Chrysler, Ford and GM are all vying for that business with dedicated models introduced last year: Chrysler with a Dodge Charger Pursuit; GM with Chevrolet Caprice and Tahoe PPVs, and Ford with Its Interceptors, in both sedan and SUV form.
It's tough competition for scarce police-department dollars and both Dodge and Ford are upping the ante in their quest for the biggest share of the pot.
Dodge Charger Pursuit
Dodge will add AWD (all-wheel-drive) as an option to its existing Charger Pursuit, which the company promotes as setting the fastest-ever lap time (1:33.70) in Michigan State Police’s Vehicle Evaluation Test history, at Grattan Raceway, in standard RWD (rear-wheel-drive) form.
Chrysler touts it as the most advanced AWD system in the segment, with a segment-exclusive active transfer case and front-axle-disconnect system that automatically enables AWD for slick conditions, while maintaining the performance and handling inherent in a rear-wheel- drive (RWD) architecture.
"Only Charger offers a front-axle disconnect that seamlessly transitions from the outstanding performance and handling of rear-wheel drive to the all-weather traction of all-wheel drive, with class-leading fuel economy and iconic styling," says Reid Bigland, President and CEO, Dodge Brand (and CEO of Chrysler Canada).
The AWD Pursuit is powered by a 370-hp 5.7-litre HEMI V-8 engine.
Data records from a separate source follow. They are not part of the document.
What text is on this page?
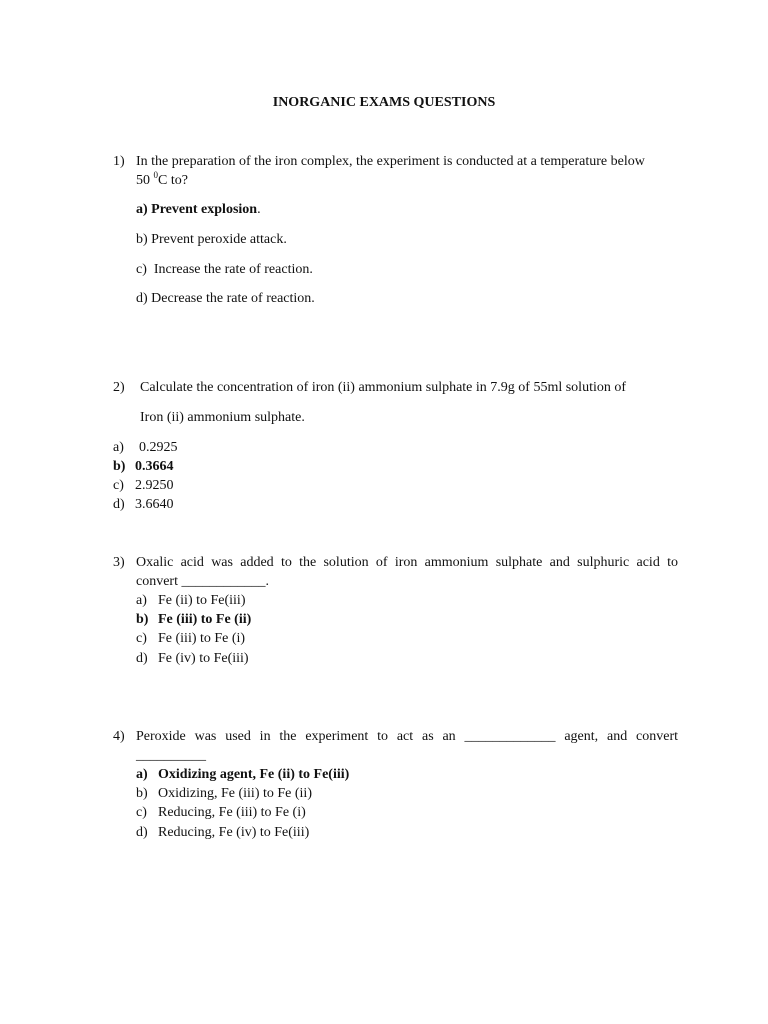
INORGANIC EXAMS QUESTIONS
1) In the preparation of the iron complex, the experiment is conducted at a temperature below
50 $^0$C to?
a) Prevent explosion.
b) Prevent peroxide attack.
c) Increase the rate of reaction.
d) Decrease the rate of reaction.
2) Calculate the concentration of iron (ii) ammonium sulphate in 7.9g of 55ml solution of
Iron (ii) ammonium sulphate.
a) 0.2925
b) 0.3664
c) 2.9250
d) 3.6640
3) Oxalic acid was added to the solution of iron ammonium sulphate and sulphuric acid to
convert ____________.
a) Fe (ii) to Fe(iii)
b) Fe (iii) to Fe (ii)
c) Fe (iii) to Fe (i)
d) Fe (iv) to Fe(iii)
4) Peroxide was used in the experiment to act as an _____________ agent, and convert
__________
a) Oxidizing agent, Fe (ii) to Fe(iii)
b) Oxidizing, Fe (iii) to Fe (ii)
c) Reducing, Fe (iii) to Fe (i)
d) Reducing, Fe (iv) to Fe(iii)
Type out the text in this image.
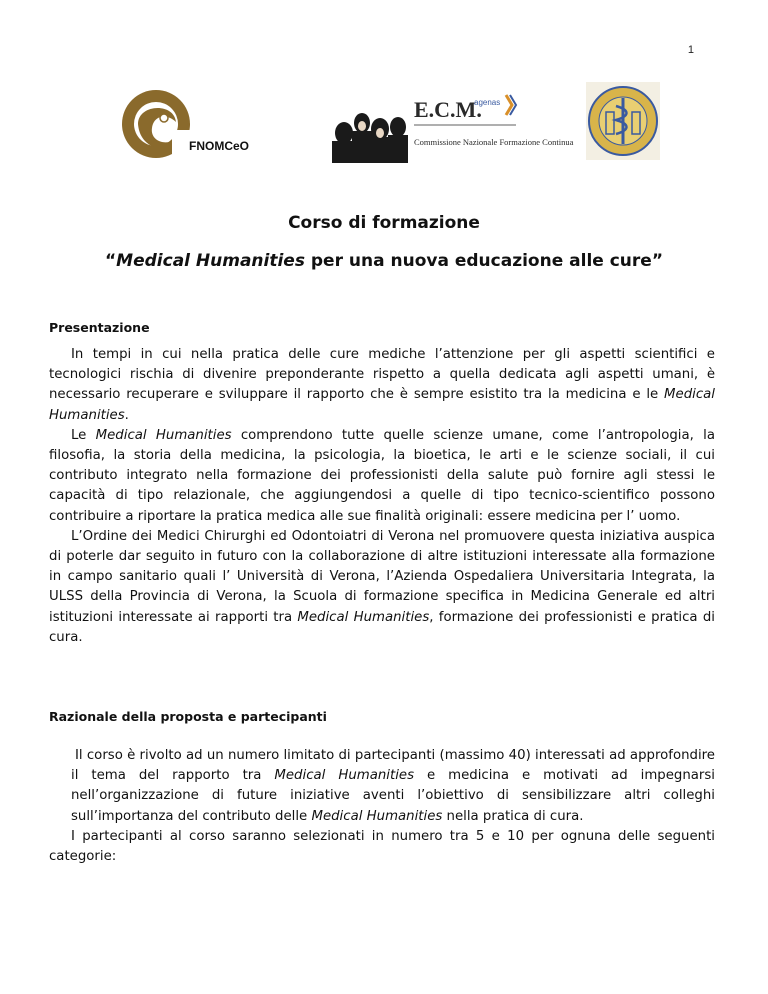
1
FNOMCeO
E.C.M.
Commissione Nazionale Formazione Continua
agenas
Corso di formazione
“Medical Humanities per una nuova educazione alle cure”
Presentazione

In tempi in cui nella pratica delle cure mediche l’attenzione per gli aspetti scientifici e tecnologici rischia di divenire preponderante rispetto a quella dedicata agli aspetti umani, è necessario recuperare e sviluppare il rapporto che è sempre esistito tra la medicina e le Medical Humanities.

Le Medical Humanities comprendono tutte quelle scienze umane, come l’antropologia, la filosofia, la storia della medicina, la psicologia, la bioetica, le arti e le scienze sociali, il cui contributo integrato nella formazione dei professionisti della salute può fornire agli stessi le capacità di tipo relazionale, che aggiungendosi a quelle di tipo tecnico-scientifico possono contribuire a riportare la pratica medica alle sue finalità originali: essere medicina per l’ uomo.

L’Ordine dei Medici Chirurghi ed Odontoiatri di Verona nel promuovere questa iniziativa auspica di poterle dar seguito in futuro con la collaborazione di altre istituzioni interessate alla formazione in campo sanitario quali l’ Università di Verona, l’Azienda Ospedaliera Universitaria Integrata, la ULSS della Provincia di Verona, la Scuola di formazione specifica in Medicina Generale ed altri istituzioni interessate ai rapporti tra Medical Humanities, formazione dei professionisti e pratica di cura.

Razionale della proposta e partecipanti

Il corso è rivolto ad un numero limitato di partecipanti (massimo 40) interessati ad approfondire il tema del rapporto tra Medical Humanities e medicina e motivati ad impegnarsi nell’organizzazione di future iniziative aventi l’obiettivo di sensibilizzare altri colleghi sull’importanza del contributo delle Medical Humanities nella pratica di cura.

I partecipanti al corso saranno selezionati in numero tra 5 e 10 per ognuna delle seguenti categorie:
A 292-hp 3.6-litre Pentastar V-6 engine is available in RWD models.
Police fleet customers will be able to order the Dodge Charger Pursuit with AWD for the 2014 model year.
Ford Police Interceptor Sedan
All-wheel-drive is standard on Ford's Police Interceptor sedan, which is now being offered with twin-independent variable-camshaft-timing (Ti-VCT) in its 3.7-litre V-6 engine, endowing it with increased power and better fuel efficiency, Ford says.
"This combination of great performance and top-notch fuel economy means law enforcement agencies won’t have to compromise power or fuel efficiency while getting the job done," said Bill Gubing, chief engineer for Police Interceptor.
Ford’s Police Interceptor engine lineup now includes three V-6 engine options that perform better than V-8 engines of years past, the company says, allowing police forces to choose the one that best meets their patrol requirements.
The Police Interceptor sedan is now available with a standard 3.5-litre V-6, the new 3.7-liter V-6 and a high-performance 3.5-litre V-6 EcoBoost engine.
Adding to their desirability, both Ford Police Interceptors, sedan and utility vehicle, recently earned top safety ratings in the National Highway Traffic Safety Administration’s New Car Assessment Program testing, which combines vehicle performance in frontal and side-impact crash tests and resistance to rollover.
To develop the all-new Police Interceptor, Ford engineers worked hand-in-hand with Ford’s Police Advisory Board of law enforcement professionals, who provided input on key vehicle attributes such as safety, performance, durability, driver comfort and functionality.
Ford says its Police Interceptor is also engineered to pass extreme 120-km/h rear-end crash testing.
Whatever new police car you find looming in your rear-view mirror, you can be sure it's highly capable.